The four currently-validated species of iron-oxidizing Acidithiobacillus share 98–99% identity of their 16S rRNA gene sequences but different species designations have been confirmed by comparison of additional marker genes (Amouric et al. 2011), MLSA-based phylogenies and oligotyping analysis (Nuñez et al. 2017). Several additional phylotypes have been identified among acidithiobacilli isolates and 16S rRNA gene sequence clones (Nuñez et al. 2017), a number of which currently lack cultured representatives and diagnostic phenotypic properties.
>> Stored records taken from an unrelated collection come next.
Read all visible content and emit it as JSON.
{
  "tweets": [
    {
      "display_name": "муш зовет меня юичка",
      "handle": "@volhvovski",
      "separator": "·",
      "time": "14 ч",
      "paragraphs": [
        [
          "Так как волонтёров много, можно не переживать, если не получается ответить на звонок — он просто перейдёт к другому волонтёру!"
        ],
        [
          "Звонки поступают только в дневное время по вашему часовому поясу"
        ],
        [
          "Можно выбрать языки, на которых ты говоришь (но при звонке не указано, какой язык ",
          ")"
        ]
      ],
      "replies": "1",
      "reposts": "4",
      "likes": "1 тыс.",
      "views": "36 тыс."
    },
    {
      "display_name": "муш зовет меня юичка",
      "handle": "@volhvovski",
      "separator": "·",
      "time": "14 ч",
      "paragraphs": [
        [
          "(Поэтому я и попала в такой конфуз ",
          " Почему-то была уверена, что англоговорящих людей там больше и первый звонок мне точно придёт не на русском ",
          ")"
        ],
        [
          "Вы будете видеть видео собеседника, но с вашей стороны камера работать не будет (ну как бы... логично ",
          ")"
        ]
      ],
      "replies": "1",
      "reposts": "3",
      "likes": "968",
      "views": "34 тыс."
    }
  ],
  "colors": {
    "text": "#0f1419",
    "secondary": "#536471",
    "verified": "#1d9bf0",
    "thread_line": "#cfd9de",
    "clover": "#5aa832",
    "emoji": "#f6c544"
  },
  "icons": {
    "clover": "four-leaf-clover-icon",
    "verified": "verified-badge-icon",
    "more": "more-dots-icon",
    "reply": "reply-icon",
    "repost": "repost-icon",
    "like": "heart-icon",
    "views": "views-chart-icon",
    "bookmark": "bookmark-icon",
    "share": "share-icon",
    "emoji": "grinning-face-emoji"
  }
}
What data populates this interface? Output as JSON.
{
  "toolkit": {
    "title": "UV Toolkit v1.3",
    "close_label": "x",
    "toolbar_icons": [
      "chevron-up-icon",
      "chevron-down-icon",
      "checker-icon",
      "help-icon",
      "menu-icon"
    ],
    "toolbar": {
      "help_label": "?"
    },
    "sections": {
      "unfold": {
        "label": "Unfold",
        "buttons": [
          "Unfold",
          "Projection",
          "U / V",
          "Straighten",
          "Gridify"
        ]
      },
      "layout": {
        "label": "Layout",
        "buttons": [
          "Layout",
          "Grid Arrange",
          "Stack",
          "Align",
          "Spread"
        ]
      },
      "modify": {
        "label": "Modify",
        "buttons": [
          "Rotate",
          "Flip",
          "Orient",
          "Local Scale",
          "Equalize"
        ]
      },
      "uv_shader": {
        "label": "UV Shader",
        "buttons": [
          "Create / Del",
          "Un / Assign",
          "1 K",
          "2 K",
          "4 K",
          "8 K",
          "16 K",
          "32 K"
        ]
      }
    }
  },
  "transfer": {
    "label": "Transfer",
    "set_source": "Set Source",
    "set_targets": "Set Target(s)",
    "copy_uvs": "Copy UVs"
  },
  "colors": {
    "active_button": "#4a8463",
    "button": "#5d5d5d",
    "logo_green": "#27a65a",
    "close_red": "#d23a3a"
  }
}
Here we describe strain MG, isolated from an acidic pond on the island of Milos (Greece), which represents a novel, ancestral phylotype of iron-oxidizing acidithiobacilli (phylotype 3A of Nuñez et al. 2017) and we present chemotaxonomic and genomic taxonomy data to support its recognition as a fifth iron oxidizing species, A. ferrianus MGT.
Materials and methods
Growth conditions
The liquid medium for growth with ferrous iron as substrate contained (g 1−1) (NH4)2SO4, (0.4), MgSO4·7H2O (0.5), K2HPO4 (0.2) and FeSO4·7H2O (13.9 g 1−1; equivalent to 50 mM ferrous iron), adjusted to pH 1.7 with H2SO4. Basal salts solutions were sterilized at 120 °C for 20 min, and ferrous sulfate solutions by filtering through 0.2 µm (pore size) membrane filters. For growth with sulfur (sterilized by Tyndallization), FeSO4.7H2O was lowered to 10 mg 1−1 (0.18 mM) sulfur powder (5 g l−1) added and pH adjusted to pH 3. Biomass particle analysis used a CellFacts Particle Size Analyzer (CellFacts Instruments, Coventry, UK). The ferrous iron medium was solidified with Phytagel (0.4%, w/v) for initial single colony isolation. Further growth studies with solid media used ferrous iron overlay plates (Johnson and Hallberg 2007). For solid medium anaerobic growth, oxygen was removed from sealed incubation jars containing activated carbon (AnaeroGen system, Fisher, U.K).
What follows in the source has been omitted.